We propose a novel multi-section cable-driven soft robotic arm inspired by octopus tentacles along with a new modeling approach. Each section of the modular manipulator is made of a soft tubing backbone, a soft silicon arm body, and two rigid endcaps, which connect adjacent sections and decouple the actuation cables of different sections. The soft robotic arm is made with casting after the rigid endcaps are 3D-printed, achieving low-cost and convenient fabrication. To capture the nonlinear effect of cables pushing into the soft silicon arm body, which results from the absence of intermediate rigid cable guides for higher compliance, an analytical static model is developed to capture the relationship between the bending curvature and the cable lengths. The proposed model shows superior prediction performance in experiments over that of a baseline model, especially under large bending conditions. Based on the nonlinear static model, a kinematic model of a multi-section arm is further developed and used to derive a motion planning algorithm. Experiments show that the proposed soft arm has high flexibility and a large workspace, and the tracking errors under the algorithm based on the proposed modeling approach are up to 52$\%$ smaller than those with the algorithm derived from the baseline model. The presented modeling approach is expected to be applicable to a broad range of soft cable-driven actuators and manipulators.

Figures (13)

• Figure 1: Structures of the soft robotic arm. (A). A two-section modular soft robotic arm. (B). The structure for one section of the robotic arm. (C). Connection of two endcaps. (D) One endcap at the tip side of the section. (E).

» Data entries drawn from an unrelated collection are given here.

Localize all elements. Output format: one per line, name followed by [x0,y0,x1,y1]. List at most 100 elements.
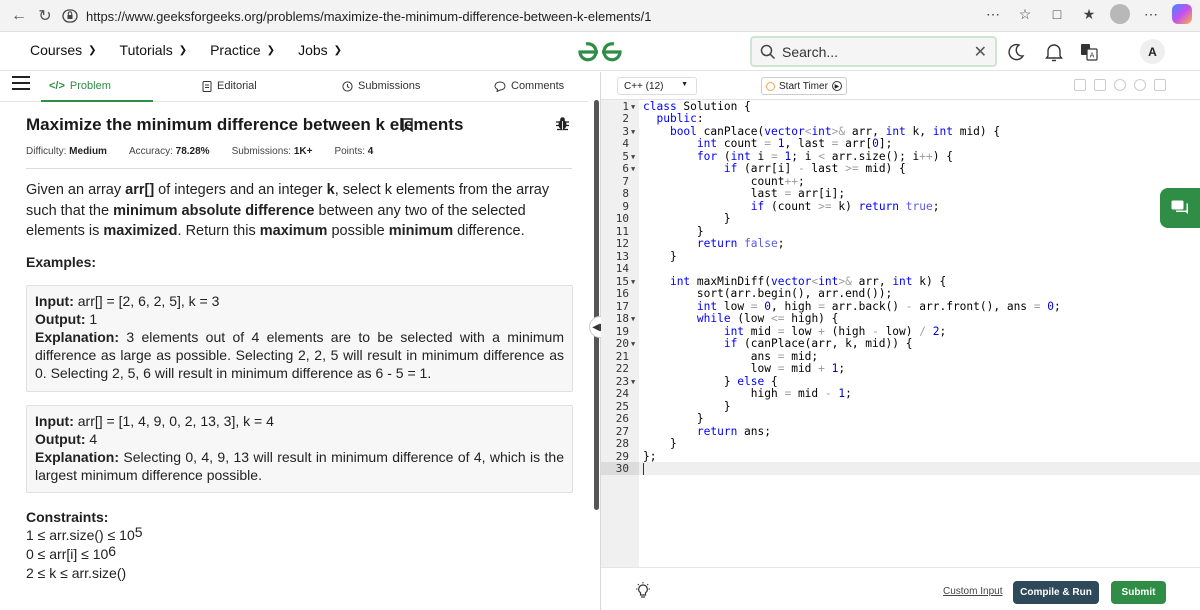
line-number: 12 [615,237,629,250]
nav-courses[interactable]: Courses ❯ [30,42,97,58]
favorite-star-icon[interactable]: ☆ [1014,3,1036,25]
clear-search-icon[interactable]: ✕ [974,42,987,62]
tab-label: Editorial [217,80,257,92]
fold-arrow-icon[interactable]: ▼ [631,313,635,326]
fold-arrow-icon[interactable]: ▼ [631,101,635,114]
code-line[interactable]: 27 return ans; [601,425,1200,439]
import-icon[interactable] [1094,79,1106,91]
submit-button[interactable]: Submit [1111,581,1166,604]
settings-icon[interactable] [1114,79,1126,91]
notification-bell-icon[interactable] [1042,40,1066,64]
line-number: 8 [622,187,629,200]
problem-meta: Difficulty: Medium Accuracy: 78.28% Subm… [26,146,395,157]
submissions-count: Submissions: 1K+ [232,146,313,157]
code-line[interactable]: 30 [601,462,1200,476]
bookmark-icon[interactable] [402,118,413,132]
points: Points: 4 [334,146,373,157]
code-line[interactable]: 13 } [601,250,1200,264]
browser-menu-icon[interactable]: ⋯ [1140,3,1162,25]
code-text [643,463,644,476]
fold-arrow-icon[interactable]: ▼ [631,163,635,176]
code-text: last = arr[i]; [643,187,846,200]
code-text: } [643,212,731,225]
search-input[interactable] [782,43,962,60]
hamburger-menu-icon[interactable] [12,76,30,94]
code-line[interactable]: 22 low = mid + 1; [601,362,1200,376]
code-line[interactable]: 6 ▼ if (arr[i] - last >= mid) { [601,162,1200,176]
meta-label: Difficulty: [26,146,67,157]
fold-arrow-icon[interactable]: ▼ [631,376,635,389]
custom-input-link[interactable]: Custom Input [943,586,1002,597]
copilot-icon[interactable] [1172,4,1192,24]
fullscreen-icon[interactable] [1154,79,1166,91]
left-scrollbar[interactable] [594,100,599,510]
code-text: if (arr[i] - last >= mid) { [723,162,906,175]
fold-arrow-icon[interactable]: ▼ [631,276,635,289]
more-page-icon[interactable]: ⋯ [982,3,1004,25]
line-number: 18 [615,312,629,325]
site-info-icon[interactable] [62,8,78,24]
translate-icon[interactable]: A [1077,40,1101,64]
avatar[interactable]: A [1140,39,1165,64]
difficulty: Difficulty: Medium [26,146,107,157]
refresh-icon[interactable]: ↻ [32,3,58,29]
meta-value: Medium [69,146,107,157]
line-number: 10 [615,212,629,225]
constraint-item: 2 ≤ k ≤ arr.size() [26,565,126,581]
example-output: Output: 1 [35,310,564,328]
output-label: Output: [35,311,86,327]
chat-button[interactable] [1160,188,1200,228]
reset-icon[interactable] [1134,79,1146,91]
browser-profile-avatar[interactable] [1110,4,1130,24]
desc-text: of integers and an integer [154,182,327,198]
search-box[interactable]: ✕ [750,36,997,67]
code-line[interactable]: 12 return false; [601,237,1200,251]
play-icon: ▶ [831,81,842,91]
start-timer-button[interactable]: Start Timer ▶ [761,77,847,95]
code-line[interactable]: 26 } [601,412,1200,426]
tab-submissions[interactable]: Submissions [342,80,420,92]
tab-comments[interactable]: Comments [494,80,564,92]
dark-mode-icon[interactable] [1004,40,1028,64]
compile-run-button[interactable]: Compile & Run [1013,581,1099,604]
code-editor[interactable]: 1 ▼ class Solution {2 public: 3 ▼ bool canPl… [601,100,1200,567]
fold-arrow-icon[interactable]: ▼ [631,151,635,164]
problem-description: Given an array arr[] of integers and an … [26,180,572,242]
code-line[interactable]: 16 sort(arr.begin(), arr.end()); [601,287,1200,301]
nav-practice[interactable]: Practice ❯ [210,42,275,58]
report-bug-icon[interactable] [555,116,570,131]
address-bar[interactable]: https://www.geeksforgeeks.org/problems/m… [62,4,1052,28]
nav-jobs[interactable]: Jobs ❯ [298,42,342,58]
main-nav: Courses ❯ Tutorials ❯ Practice ❯ Jobs ❯ [30,42,365,58]
input-label: Input: [35,293,74,309]
code-line[interactable]: 20 ▼ if (canPlace(arr, k, mid)) { [601,337,1200,351]
code-line[interactable]: 10 } [601,212,1200,226]
meta-label: Accuracy: [128,146,173,157]
language-select[interactable]: C++ (12) ▼ [617,77,697,95]
desc-bold: k [326,182,335,198]
favorites-icon[interactable]: ★ [1078,3,1100,25]
example-explanation: Explanation: 3 elements out of 4 element… [35,328,564,382]
fold-arrow-icon[interactable]: ▼ [631,126,635,139]
tab-editorial[interactable]: Editorial [202,80,257,92]
example-explanation: Explanation: Selecting 0, 4, 9, 13 will … [35,448,564,484]
examples-heading: Examples: [26,254,97,270]
code-line[interactable]: 24 high = mid - 1; [601,387,1200,401]
code-line[interactable]: 29}; [601,450,1200,464]
gfg-logo[interactable] [576,40,624,64]
extensions-icon[interactable]: □ [1046,3,1068,25]
fold-arrow-icon[interactable]: ▼ [631,338,635,351]
back-icon[interactable]: ← [6,3,32,29]
code-line[interactable]: 4 int count = 1, last = arr[0]; [601,137,1200,151]
tab-label: Comments [511,80,565,92]
code-line[interactable]: 28 } [601,437,1200,451]
tab-problem[interactable]: </> Problem [49,80,111,92]
input-label: Input: [35,413,74,429]
hint-bulb-icon[interactable] [635,582,651,600]
code-line[interactable]: 18 ▼ while (low <= high) { [601,312,1200,326]
code-text: } [643,412,704,425]
code-line[interactable]: 8 last = arr[i]; [601,187,1200,201]
nav-tutorials[interactable]: Tutorials ❯ [120,42,188,58]
copy-icon[interactable] [1074,79,1086,91]
constraints-heading: Constraints: [26,509,109,525]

Cable paths for different sections of the soft robotic arm.
• Figure 2: Fabrication process for one section of the soft robotic arm. (A). 3D printing of the rigid parts. (B). Assembling of mold for one section. (C). Wrapping fiber coils around the rods for cavities. (D). Inserting the rods for cavities into the mold. (E). Injecting silicone glue into the mold and curing. (F). Adding another layer of silicone glue to the inner surface of the cavities. (G). Removing the mold and getting one section of the soft robotic arm.
• Figure 3: Modeling of one section of the arm driven by a single cable. (A). Bending configuration for one section driven by a single cable. (B). External forces and moments applied by the cable to the soft section. (C) The total transverse force applied by the cable and its arm. (D). Actuation cable considering transverse deformation (red) and without transverse deformation (blue).
• Figure 4: Modeling of one section of the arm driven by multiple cables. (A). Bending configuration for one section of the arm driven by multiple cables. (B). External moments applied by multiple cables to the soft section in the $P$ direction.
• Figure 5: Modeling of a multi-section soft robotic arm. (A). Variables of bending configuration for one section. (B). Local frames for different sections. (C). The inverse kinematics solver for the bending configurations of different sections based on the reference of the end position. (D). Open loop control of the soft robotic arm based on the proposed model. $\bm{x}$ and $\bm{l}$ are the end position of the soft robotic arm and the actuation cable lengths, respectively, for which $\bm{x}_d$ and $\bm{l}_d$ are the corresponding target values.